Depending on your fitness level, hold this position anywhere from two to 10 seconds before slowly lowering your limbs back down to the floor. Repeat this motion for three sets of 10. For a variation, try lifting only your right arm and your left leg, alternating with a left arm-right leg lift.

Plank (Intermediate Level)

First yoga and then Pilates claimed this position but now, you’ll find planks being done in every gym in America — and for good reason. This simple pose serves your core well.

Begin by lying face down on a mat, your elbows resting slightly wider than your chest. Raise up into the “up” position of a push-up. Depending on your conditioning and strength, you can rest your upper body weight on your elbows (a little easier) or hands. Your lower body weight is balanced on your toes (novices might wish to modify by doing a plank on their knees).

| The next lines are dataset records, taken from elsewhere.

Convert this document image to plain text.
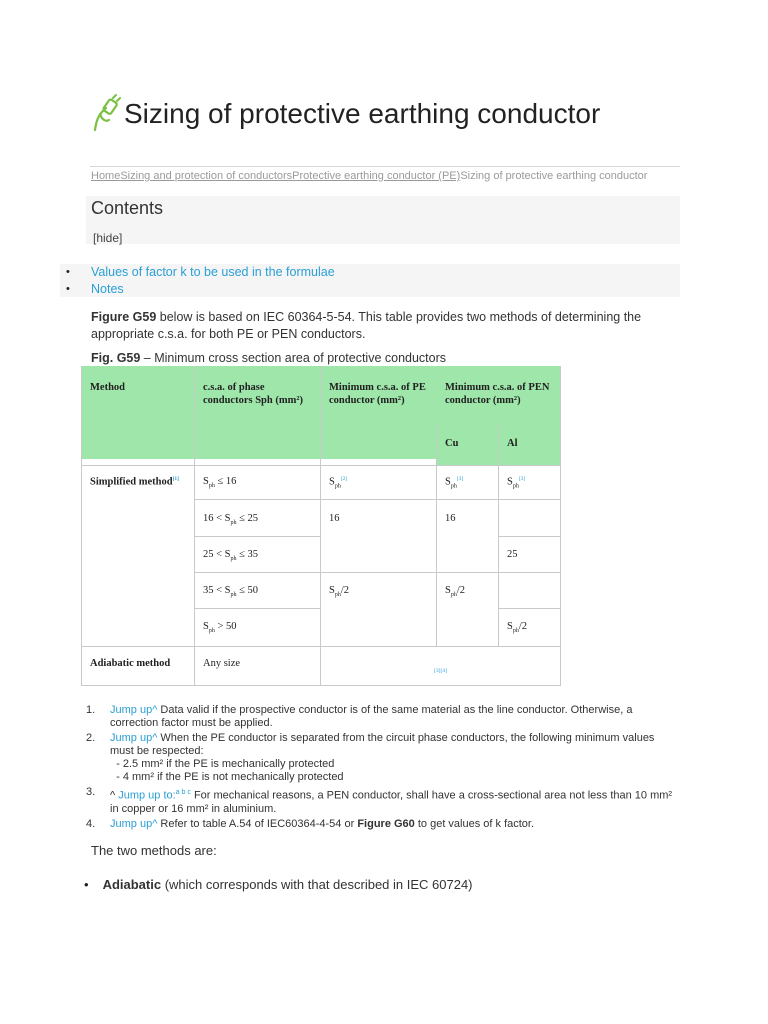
Sizing of protective earthing conductor
HomeSizing and protection of conductorsProtective earthing conductor (PE)Sizing of protective earthing conductor
Contents
[hide]
• Values of factor k to be used in the formulae
• Notes
Figure G59 below is based on IEC 60364-5-54. This table provides two methods of determining the appropriate c.s.a. for both PE or PEN conductors.
Fig. G59 – Minimum cross section area of protective conductors
Method	c.s.a. of phase conductors Sph (mm²)
Minimum c.s.a. of PE conductor (mm²)
Minimum c.s.a. of PEN conductor (mm²)
Cu	Al
Simplified method[1]
Adiabatic method
$S_{ph} \le 16$
$16 < S_{ph} \le 25$
$25 < S_{ph} \le 35$
$35 < S_{ph} \le 50$
$S_{ph} > 50$
Any size
$S_{ph}[2]$
16
$S_{ph}/2$
[3][4]
$S_{ph}[3]$
16
$S_{ph}/2$
$S_{ph}[3]$
25
$S_{ph}/2$
1. Jump up^ Data valid if the prospective conductor is of the same material as the line conductor. Otherwise, a correction factor must be applied.
2. Jump up^ When the PE conductor is separated from the circuit phase conductors, the following minimum values must be respected:
- 2.5 mm² if the PE is mechanically protected
- 4 mm² if the PE is not mechanically protected
3. ^ Jump up to:$^{a b c}$ For mechanical reasons, a PEN conductor, shall have a cross-sectional area not less than 10 mm² in copper or 16 mm² in aluminium.
4. Jump up^ Refer to table A.54 of IEC60364-4-54 or Figure G60 to get values of k factor.
The two methods are:
• Adiabatic (which corresponds with that described in IEC 60724)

Here are your cues: Your back is straight, your abs are tight, and your spine is long. Visualize the top of your head being pulled in one direction and your heels being pulled in the opposite direction. Be sure nothing is “clenched,” in particular: face, neck, jaw, shoulders, arms, and hands. Hips remain stable. Once in this position, focus on your breath: long, slow inhales and exhales of equal length.

How long you hold the plank is based entirely on your personal fitness level, but a beginner usually starts with 15 to 30 seconds. If you can maintain proper plank posture without your lower back sagging or your body starting to shake, you can probably add a little more time. Once you’ve reached 60 seconds, start doing a series of planks rather than trying to hold it longer and longer. You never want to sacrifice form.

Row Planks

When functioning in the real world, the human body is regularly called upon to multi-task. Therefore, it makes a whole lot of sense to bring that idea into your workouts as often as possible. For example, by adding a rowing action to your plank, you’ll work your back, arms, core, and glutes — all at the same time. Such an exercise is called a row plank.

To get a feel for this complex movement, try it first without weights. Start in the plank position that looks like the “up” portion of a push-up. Your legs are slightly wider than your hips to increase stability. Engage your core and glutes as you exhale and lift your right elbow upward in a rowing motion until it is higher than your torso. Return your right hand to the floor and perform a row with your left arm.

Next, grab a dumbbell of an appropriate weight and assume the modified plank position. This time, place a dumbbell on the mat below your chest. Grab the dumbbell with your right hand. Engage the core and glutes as you raise the dumbbell in your right hand. Return that dumbbell to the floor before switching to perform a row with your left arm. One row on each side constitutes one full rep. A good starting point might be 8-10 reps per arm for three sets.

Points to remember:

  • The arm holding the dumbbell remains tight to the body
  • The balancing arm is straight with the shoulder, elbow and wrist aligned

Note: The exercise advice presented above is not meant for anyone with contraindicated health problems. Please consult a medical or fitness professional.